141. Hija mía, admirada te veo, con razón, por haber conocido con nueva luz el misterio de humillarse la divinidad a unirse con la naturaleza humana en el vientre de una pobre doncella como yo lo era. Quiero, pues, carísima, que conviertas la atención a ti misma y ponderes que se humilló Dios viniendo a mis entrañas, no para mí sola, mas también para ti misma como para mí. El Señor es in­finito en misericordias y su amor no tiene límite; y de tal manera atiende y asiste a cualquiera de las almas que le reciben y se regala con ella, como si sola aquélla hubiera criado y por ella se hubiera hecho hombre. Por esta razón debes considerarte como sola en el mundo, para agradecer con todas tus fuerzas de afecto la venida del Señor a él; y después le darás gracias, porque juntamente vino para todos. Y si con viva fe entiendes y confiesas que el mismo Dios, infinito en atributos y eterno en la majestad, que bajó a tomar carne humana en mis entrañas, ese mismo te busca, te llama, te regala, acaricia y se convierte a ti todo (Gal., 2, 20), como si fueras tú sola criatura suya, pondera bien y considera a qué te obliga tan admirable digna­ción y convierte esta admiración en actos vivos de fe y de amor; pues todo lo debes a tal Rey y Señor, que se dignó de venir a ti, cuando no le pudiste buscar ni alcanzar.
142. Todo cuanto este Señor te puede dar fuera de sí mismo te pareciera mucho, mirándolo con luz y afecto humano, sin atender a lo superior. Y es verdad que de la mano de tan eminente y supre­mo Rey cualquiera dádiva es digna de estimación. Pero si atiendes al mismo Dios y le conoces con luz Divina y sabes que te hizo capaz de su divinidad, entonces verás que si ella no se te comunicara y vi­niera Dios a ti todo lo criado fuera nada y despreciable para ti, y sólo te gozarás y quietarás con saber que tienes tal Dios, tan amo­roso, amable, tan poderoso, suave, rico, y que siendo tal y tan infi­nito, se digna de humillarse a tu bajeza para levantarte del polvo y enriquecer tu pobreza y hacer contigo oficio de pastor, de padre, de esposo y amigo fidelísimo.

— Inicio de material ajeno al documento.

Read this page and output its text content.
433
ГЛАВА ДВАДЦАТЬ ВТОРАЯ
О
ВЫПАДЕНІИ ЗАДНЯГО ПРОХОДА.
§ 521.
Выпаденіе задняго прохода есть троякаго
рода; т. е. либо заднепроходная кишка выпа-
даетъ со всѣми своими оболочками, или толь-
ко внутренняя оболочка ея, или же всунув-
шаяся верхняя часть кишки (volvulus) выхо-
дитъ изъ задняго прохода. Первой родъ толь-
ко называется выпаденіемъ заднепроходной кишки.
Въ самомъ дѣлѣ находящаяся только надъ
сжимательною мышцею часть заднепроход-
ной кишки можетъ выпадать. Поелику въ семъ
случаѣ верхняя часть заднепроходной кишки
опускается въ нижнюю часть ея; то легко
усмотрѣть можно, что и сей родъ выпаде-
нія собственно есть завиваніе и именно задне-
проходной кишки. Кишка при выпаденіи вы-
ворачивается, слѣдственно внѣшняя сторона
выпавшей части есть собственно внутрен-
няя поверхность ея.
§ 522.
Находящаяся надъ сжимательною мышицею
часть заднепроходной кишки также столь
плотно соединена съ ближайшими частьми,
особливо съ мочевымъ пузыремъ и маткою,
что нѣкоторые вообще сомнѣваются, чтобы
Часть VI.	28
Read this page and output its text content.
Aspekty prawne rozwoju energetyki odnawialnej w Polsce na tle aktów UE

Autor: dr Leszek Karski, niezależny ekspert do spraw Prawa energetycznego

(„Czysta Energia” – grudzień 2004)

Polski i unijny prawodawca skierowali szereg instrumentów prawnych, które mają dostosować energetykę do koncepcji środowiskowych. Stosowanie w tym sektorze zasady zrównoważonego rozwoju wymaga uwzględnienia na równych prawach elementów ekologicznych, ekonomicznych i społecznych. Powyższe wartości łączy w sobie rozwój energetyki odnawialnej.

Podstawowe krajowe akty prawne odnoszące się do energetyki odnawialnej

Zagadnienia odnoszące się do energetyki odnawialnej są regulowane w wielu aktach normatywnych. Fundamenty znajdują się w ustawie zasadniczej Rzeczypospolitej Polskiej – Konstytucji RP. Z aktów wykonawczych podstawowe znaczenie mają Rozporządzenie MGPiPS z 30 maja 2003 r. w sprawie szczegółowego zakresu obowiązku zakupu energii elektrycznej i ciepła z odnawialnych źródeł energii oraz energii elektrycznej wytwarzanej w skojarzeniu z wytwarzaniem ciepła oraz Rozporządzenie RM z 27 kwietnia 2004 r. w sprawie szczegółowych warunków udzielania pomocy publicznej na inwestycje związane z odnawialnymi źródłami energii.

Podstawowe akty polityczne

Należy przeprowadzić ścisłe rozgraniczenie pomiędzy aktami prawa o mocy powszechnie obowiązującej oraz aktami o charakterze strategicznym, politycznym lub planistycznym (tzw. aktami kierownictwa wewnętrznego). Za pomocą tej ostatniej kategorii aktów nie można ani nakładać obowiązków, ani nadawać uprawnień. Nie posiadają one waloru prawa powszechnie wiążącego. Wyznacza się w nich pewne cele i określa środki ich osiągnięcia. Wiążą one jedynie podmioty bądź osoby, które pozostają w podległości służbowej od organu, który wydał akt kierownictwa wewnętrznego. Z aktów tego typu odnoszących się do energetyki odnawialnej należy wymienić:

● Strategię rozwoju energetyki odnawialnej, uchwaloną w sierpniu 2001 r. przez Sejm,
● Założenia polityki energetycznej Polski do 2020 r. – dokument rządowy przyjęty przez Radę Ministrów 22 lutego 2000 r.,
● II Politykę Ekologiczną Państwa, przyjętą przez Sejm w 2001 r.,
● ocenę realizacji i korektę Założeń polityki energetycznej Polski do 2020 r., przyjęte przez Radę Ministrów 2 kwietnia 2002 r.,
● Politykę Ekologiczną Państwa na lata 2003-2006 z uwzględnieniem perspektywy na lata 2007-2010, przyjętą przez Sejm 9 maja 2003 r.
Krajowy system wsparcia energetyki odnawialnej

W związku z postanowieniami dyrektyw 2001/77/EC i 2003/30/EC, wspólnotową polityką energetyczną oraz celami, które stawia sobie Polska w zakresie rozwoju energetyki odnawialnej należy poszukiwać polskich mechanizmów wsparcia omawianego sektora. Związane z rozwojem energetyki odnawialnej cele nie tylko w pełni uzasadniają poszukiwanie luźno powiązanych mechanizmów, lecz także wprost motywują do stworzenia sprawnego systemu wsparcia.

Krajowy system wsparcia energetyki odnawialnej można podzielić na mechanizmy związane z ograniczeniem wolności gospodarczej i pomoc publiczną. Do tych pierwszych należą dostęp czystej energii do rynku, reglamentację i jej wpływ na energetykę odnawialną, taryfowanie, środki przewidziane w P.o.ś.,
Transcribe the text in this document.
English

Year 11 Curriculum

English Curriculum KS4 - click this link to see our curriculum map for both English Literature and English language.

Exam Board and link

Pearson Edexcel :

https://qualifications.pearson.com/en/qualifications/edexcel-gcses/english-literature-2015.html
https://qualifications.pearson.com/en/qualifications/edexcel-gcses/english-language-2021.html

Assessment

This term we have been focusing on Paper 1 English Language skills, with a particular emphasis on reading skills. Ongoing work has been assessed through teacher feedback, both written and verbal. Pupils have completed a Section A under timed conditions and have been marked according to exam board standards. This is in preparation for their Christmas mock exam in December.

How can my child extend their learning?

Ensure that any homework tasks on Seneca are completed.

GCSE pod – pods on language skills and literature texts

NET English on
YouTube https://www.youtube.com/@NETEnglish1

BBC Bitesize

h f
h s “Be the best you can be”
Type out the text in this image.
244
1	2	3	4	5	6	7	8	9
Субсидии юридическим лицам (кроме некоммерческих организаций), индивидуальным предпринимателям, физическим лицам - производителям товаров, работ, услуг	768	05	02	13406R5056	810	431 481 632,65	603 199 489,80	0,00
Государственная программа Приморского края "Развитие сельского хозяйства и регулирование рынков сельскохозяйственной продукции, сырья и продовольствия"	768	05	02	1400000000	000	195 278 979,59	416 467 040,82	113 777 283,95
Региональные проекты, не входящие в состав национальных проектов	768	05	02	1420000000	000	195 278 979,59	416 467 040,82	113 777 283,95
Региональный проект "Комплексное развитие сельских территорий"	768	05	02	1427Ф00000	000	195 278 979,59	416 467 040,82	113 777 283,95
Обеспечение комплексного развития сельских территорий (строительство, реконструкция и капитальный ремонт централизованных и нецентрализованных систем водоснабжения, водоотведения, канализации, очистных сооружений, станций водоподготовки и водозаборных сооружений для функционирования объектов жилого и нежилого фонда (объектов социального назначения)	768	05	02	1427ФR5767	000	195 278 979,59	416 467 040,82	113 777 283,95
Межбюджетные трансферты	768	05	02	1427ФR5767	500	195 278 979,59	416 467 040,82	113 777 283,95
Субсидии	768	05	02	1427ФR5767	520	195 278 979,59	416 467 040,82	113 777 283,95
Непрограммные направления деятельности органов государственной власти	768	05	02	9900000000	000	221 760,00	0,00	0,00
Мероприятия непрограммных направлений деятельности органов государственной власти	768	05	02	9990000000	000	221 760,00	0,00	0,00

143. Atiende, pues, hija mía, en tu secreto a los efectos de esta verdad. Pondera bien y confiere el amor dulcísimo de este gran Rey para contigo en su puntualidad, en sus regalos y caricias, en los fa­vores que recibes, en los trabajos que de ti fía, en la lucerna que ha encendido su Divina ciencia en tu pecho para conocer altamente la infinita grandeza de su mismo ser, lo admirable de sus obras y misterios más ocultos. Esta ciencia es el primer ser y principio, la base y fundamento de la doctrina que te he dado para que llegues a conocer el decoro y magnificencia con que has de tratar los favores y beneficios de este Señor y Dios, tu verdadero bien, tesoro, luz y guía. Mírale como a Dios infinito, amoroso y terrible. Oye, carísima, mis palabras, mi enseñanza y disciplina, que en ella está la paz y lumbre de los ojos.
CAPITULO 12
De las operaciones que hizo el alma santísima de Cristo Señor nues­tro en el primer instante de su concepción, y lo que obró enton­ces su Madre Purísima.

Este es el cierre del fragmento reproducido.